Abstract
Patients and physicians are increasingly using Artificial Intelligence (1-2). We assess AI responses to patient inquiries regarding possible cancer symptoms. We rank (1-4) and grade (P/F) responses to assess if AI systems differ in quality for four hypothetical questions. We examine whether specialty affects AI assessments. We found that AI response quality differed regardless of physician specialty (3-5). Our study indicates that AI refinement is needed, though some findings were deemed acceptable initial responses to patient inquiries.
Methods
We evaluate four AI models [A1/Gemini 2.0, A2/ChatGPT turbo, A3/Claude 3.7, A4/ChatGPT3.5] responding to possible cancer symptoms (6-9). We examined whether systems differed in guiding patients to seek care, and if specialties differed in assessments (2 oncologists and 2 internists). Physicians ranked (1-4) and graded responses (pass/fail) regarding hypothetical patient inquiries:
"What should I do?"
Q1: '’There was blood on the toilet paper in the bathroom'’.

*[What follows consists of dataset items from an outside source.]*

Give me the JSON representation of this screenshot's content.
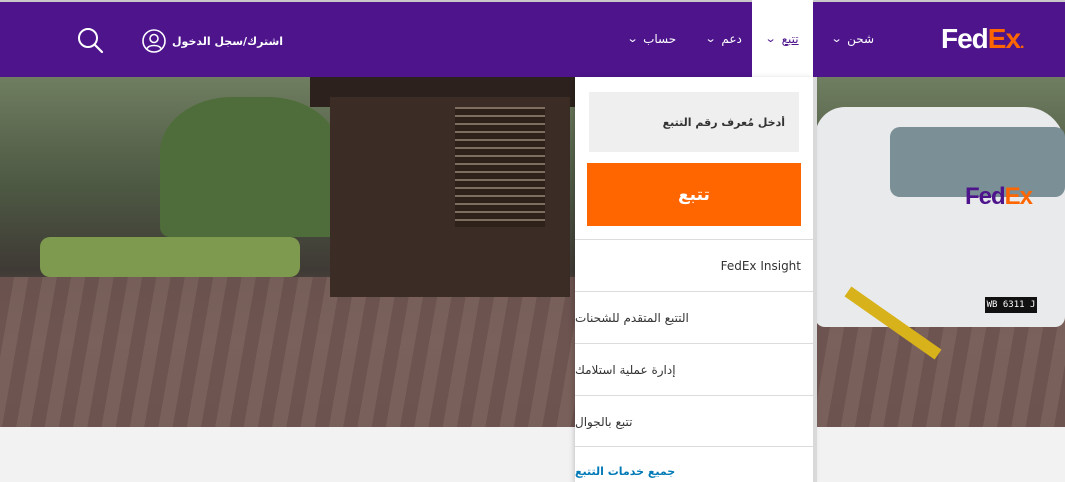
{
  "header": {
    "logo": {
      "fed": "Fed",
      "ex": "Ex",
      "dot": "."
    },
    "nav": [
      {
        "label": "شحن",
        "chevron": "chevron-down-icon"
      },
      {
        "label": "تتبع",
        "chevron": "chevron-down-icon",
        "active": true
      },
      {
        "label": "دعم",
        "chevron": "chevron-down-icon"
      },
      {
        "label": "حساب",
        "chevron": "chevron-down-icon"
      }
    ],
    "signin_label": "اشترك/سجل الدخول",
    "search_icon": "search-icon",
    "user_icon": "user-icon"
  },
  "hero": {
    "van_logo": {
      "fed": "Fed",
      "ex": "Ex"
    },
    "plate": "WB 6311 J"
  },
  "dropdown": {
    "input_placeholder": "أدخل مُعرف رقم التتبع",
    "input_value": "",
    "track_button": "تتبع",
    "links": [
      {
        "label": "FedEx Insight"
      },
      {
        "label": "التتبع المتقدم للشحنات"
      },
      {
        "label": "إدارة عملية استلامك"
      },
      {
        "label": "تتبع بالجوال"
      }
    ],
    "all_services": "جميع خدمات التتبع"
  },
  "colors": {
    "brand_purple": "#4d148c",
    "brand_orange": "#ff6600",
    "link_blue": "#007ab7"
  }
}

Q2: '’I have a lump in my breast’’.
Q3: “A mole changed color and bleeds sometimes.’’
Q4: “I chew tobacco and a sore in my mouth wont heal.’’
Results
Friedman test: x²=11.77 (p=0.0008). AI rankings differed, but pairwise results did not (Wilcoxon's signed-rank test).
Chi-square: x²=18.04 (p=0.00043). AI grades differed, as did AI-1(p=.0049) AI-2(p=0.036) vs AI-4 (Fisher’s exact test).
Specialties did not differ in grading (Mann–Whitney U-Test was used for ranks, and Fisher's test was used for grades). Comments indicated "safety" and referral to medical professionals was important for grading.
Discussion
Physicians may not advocate AI usage, but patient usage does occur. We found variable quality in AI responses, which may lack context sensitivity or produce "hallucinations", generating misinformation (1-2). Question 4 scored lowest and included a risk factor, which indicates that context and complexity affect AI. Future research may assess real-world patient interactions (3). Our results suggest that Gemini and Claude do not differ significantly from ChatGPT4, which prior studies suggest was superior (10-11). AI programs were all upgraded as of mid-2025.